I have a rest API which retrieve a lot of rows from HBase with a java client.
I have implemented the following code to convert the hbase rows to an array of arrays.
List<List<String>> finalList = new ArrayList<List<String>>();
ResultScanner scanner = table.getScanner(scan);
List<String> rowSection = new ArrayList<String>();
try {
for (Result result = scanner.next(); (result != null); result = scanner.next()) {
rowSection.clear();
for (Cell cell : result.listCells()) {
String value = Bytes.toString(CellUtil.cloneValue(cell));
rowSection.add(value);
}
finalList.add(rowSection);
}
System.out.println("ARRAY SIZE: " finalList.size());
} finally {
if (scanner != null) {
scanner.close();
}
}
I can easily convert it to an array of objects, but I'm not sure if it's the right way to convert the hbase result.
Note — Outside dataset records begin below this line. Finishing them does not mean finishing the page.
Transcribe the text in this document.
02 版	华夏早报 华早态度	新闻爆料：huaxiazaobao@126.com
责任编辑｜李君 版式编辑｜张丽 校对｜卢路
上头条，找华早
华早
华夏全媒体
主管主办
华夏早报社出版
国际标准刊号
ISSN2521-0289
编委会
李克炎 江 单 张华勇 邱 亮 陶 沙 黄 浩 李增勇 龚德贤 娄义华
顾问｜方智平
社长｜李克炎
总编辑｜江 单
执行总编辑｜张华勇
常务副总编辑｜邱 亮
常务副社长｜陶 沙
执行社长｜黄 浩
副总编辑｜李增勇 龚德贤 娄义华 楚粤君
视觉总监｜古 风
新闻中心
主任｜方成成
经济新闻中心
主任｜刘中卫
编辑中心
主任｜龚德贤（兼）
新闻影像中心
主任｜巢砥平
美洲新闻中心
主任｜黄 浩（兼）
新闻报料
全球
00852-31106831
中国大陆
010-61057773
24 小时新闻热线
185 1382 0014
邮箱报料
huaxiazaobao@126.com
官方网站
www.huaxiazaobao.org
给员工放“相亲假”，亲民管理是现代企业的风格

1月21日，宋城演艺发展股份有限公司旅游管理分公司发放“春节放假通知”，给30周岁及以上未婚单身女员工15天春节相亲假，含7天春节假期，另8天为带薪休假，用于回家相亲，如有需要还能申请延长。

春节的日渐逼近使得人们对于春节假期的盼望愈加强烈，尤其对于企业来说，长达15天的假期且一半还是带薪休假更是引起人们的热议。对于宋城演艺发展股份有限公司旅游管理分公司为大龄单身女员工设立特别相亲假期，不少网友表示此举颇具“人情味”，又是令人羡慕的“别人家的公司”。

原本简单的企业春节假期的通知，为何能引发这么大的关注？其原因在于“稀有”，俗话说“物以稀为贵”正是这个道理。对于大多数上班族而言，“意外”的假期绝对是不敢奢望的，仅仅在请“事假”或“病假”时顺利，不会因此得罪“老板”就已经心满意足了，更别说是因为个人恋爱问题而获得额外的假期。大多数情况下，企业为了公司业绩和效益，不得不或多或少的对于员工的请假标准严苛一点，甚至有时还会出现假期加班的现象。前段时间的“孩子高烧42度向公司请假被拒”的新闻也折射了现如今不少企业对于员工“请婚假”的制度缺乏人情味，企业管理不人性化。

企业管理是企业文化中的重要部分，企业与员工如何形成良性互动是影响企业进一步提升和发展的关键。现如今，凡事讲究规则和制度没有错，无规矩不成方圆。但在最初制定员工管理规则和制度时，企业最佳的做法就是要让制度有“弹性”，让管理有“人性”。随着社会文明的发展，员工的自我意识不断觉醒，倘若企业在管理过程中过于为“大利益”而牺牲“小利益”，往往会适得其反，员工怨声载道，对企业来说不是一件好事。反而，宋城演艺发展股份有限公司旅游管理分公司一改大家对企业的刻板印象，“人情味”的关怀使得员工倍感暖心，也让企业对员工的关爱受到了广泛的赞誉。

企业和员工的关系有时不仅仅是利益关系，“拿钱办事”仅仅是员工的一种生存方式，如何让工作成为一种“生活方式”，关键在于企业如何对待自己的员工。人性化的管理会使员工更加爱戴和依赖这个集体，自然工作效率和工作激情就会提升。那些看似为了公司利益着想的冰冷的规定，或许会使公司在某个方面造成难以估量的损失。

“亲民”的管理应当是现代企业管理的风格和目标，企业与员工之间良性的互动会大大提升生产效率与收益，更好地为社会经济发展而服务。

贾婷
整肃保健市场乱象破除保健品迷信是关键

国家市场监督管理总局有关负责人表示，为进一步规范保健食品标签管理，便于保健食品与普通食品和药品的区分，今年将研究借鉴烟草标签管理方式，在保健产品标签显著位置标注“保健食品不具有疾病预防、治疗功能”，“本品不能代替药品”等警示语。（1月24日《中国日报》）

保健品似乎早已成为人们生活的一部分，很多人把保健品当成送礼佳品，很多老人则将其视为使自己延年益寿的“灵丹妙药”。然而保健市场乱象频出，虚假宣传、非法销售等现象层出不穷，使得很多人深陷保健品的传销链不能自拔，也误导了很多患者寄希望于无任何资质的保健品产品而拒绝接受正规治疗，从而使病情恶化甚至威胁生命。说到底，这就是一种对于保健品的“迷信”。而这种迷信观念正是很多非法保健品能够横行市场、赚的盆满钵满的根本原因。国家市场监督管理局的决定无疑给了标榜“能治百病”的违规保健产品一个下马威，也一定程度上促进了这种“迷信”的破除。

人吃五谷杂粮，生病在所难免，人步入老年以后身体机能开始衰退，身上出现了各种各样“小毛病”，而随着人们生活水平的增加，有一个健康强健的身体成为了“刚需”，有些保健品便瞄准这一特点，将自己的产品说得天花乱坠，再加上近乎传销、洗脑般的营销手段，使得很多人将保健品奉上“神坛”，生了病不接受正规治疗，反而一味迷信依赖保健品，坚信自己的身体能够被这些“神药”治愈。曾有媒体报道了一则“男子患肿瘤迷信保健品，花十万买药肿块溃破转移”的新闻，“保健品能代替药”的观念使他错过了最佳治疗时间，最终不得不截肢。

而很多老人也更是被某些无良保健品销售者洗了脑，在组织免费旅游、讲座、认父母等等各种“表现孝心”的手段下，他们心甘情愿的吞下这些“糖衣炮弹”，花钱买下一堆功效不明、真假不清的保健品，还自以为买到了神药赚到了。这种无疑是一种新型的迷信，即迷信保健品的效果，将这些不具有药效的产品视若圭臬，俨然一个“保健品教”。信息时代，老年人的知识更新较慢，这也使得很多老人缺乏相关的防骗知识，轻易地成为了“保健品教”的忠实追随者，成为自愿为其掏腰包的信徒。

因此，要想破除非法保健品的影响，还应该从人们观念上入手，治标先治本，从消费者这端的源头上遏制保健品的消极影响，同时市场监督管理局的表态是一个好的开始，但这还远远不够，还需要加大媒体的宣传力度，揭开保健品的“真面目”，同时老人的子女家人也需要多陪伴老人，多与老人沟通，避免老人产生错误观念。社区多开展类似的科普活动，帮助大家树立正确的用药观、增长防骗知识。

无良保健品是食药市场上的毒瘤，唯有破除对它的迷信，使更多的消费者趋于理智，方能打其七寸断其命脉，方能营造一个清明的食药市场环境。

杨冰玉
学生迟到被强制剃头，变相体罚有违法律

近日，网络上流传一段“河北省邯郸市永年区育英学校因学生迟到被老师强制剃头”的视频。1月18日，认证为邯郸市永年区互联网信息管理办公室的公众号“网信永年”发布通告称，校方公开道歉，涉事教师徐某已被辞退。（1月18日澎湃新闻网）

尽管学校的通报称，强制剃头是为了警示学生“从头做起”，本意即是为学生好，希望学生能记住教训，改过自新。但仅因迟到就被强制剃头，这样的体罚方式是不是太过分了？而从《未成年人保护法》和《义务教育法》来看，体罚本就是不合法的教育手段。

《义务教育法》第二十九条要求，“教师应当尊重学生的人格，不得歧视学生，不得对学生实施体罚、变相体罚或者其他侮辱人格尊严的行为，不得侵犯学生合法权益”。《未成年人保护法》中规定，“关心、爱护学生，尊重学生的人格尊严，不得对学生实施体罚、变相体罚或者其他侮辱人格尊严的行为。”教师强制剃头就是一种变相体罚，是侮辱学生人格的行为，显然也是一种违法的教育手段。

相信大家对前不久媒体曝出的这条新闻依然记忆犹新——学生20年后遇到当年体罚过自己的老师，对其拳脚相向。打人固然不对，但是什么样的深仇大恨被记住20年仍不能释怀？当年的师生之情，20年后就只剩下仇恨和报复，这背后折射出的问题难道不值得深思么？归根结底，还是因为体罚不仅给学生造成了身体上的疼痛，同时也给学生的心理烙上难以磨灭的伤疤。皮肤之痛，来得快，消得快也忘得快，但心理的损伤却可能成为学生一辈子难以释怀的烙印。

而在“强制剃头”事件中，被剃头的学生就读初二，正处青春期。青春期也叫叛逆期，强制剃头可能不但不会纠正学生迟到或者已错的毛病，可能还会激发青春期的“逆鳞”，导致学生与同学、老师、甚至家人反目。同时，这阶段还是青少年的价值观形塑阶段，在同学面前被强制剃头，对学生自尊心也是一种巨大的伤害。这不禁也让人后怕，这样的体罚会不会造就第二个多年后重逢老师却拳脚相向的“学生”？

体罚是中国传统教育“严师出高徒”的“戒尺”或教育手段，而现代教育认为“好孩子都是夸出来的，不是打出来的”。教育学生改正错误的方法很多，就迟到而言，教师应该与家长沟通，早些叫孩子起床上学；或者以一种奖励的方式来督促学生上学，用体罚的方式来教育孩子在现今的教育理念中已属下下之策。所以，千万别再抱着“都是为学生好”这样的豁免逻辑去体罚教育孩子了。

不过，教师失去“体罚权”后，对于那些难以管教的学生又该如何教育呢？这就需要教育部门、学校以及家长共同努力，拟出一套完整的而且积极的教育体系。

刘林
Is there a more performant way to do it or are there some functions to it automatically?
CodePudding user response:
I suspect the key performance bottleneck in your code is that you are doing scanner.next() without specifying how many rows you want returned. This way, you will be doing a round-trip to the cluster for each row. It's better to indicate how many rows you want returned at once, so they will all be packed into one RPC call. The right parameter here depends on how large your rows actually are (i.e. column content) and your memory on the server. Play around with this setting, but I normally use thousands or tens of thousands for small rows. You should see a significant speedup this way.
Edit with an example for clarity:
This will return 1 row with all columns for that row in one RPC to the server:
Result result = scanner.next()
This will return 20 rows, which all related columns for each row, all in a single RPC to the server:
Result result = scanner.next(20)
If fewer than 20 rows actually exist that satisfy your scan, then the scan will return whatever is available.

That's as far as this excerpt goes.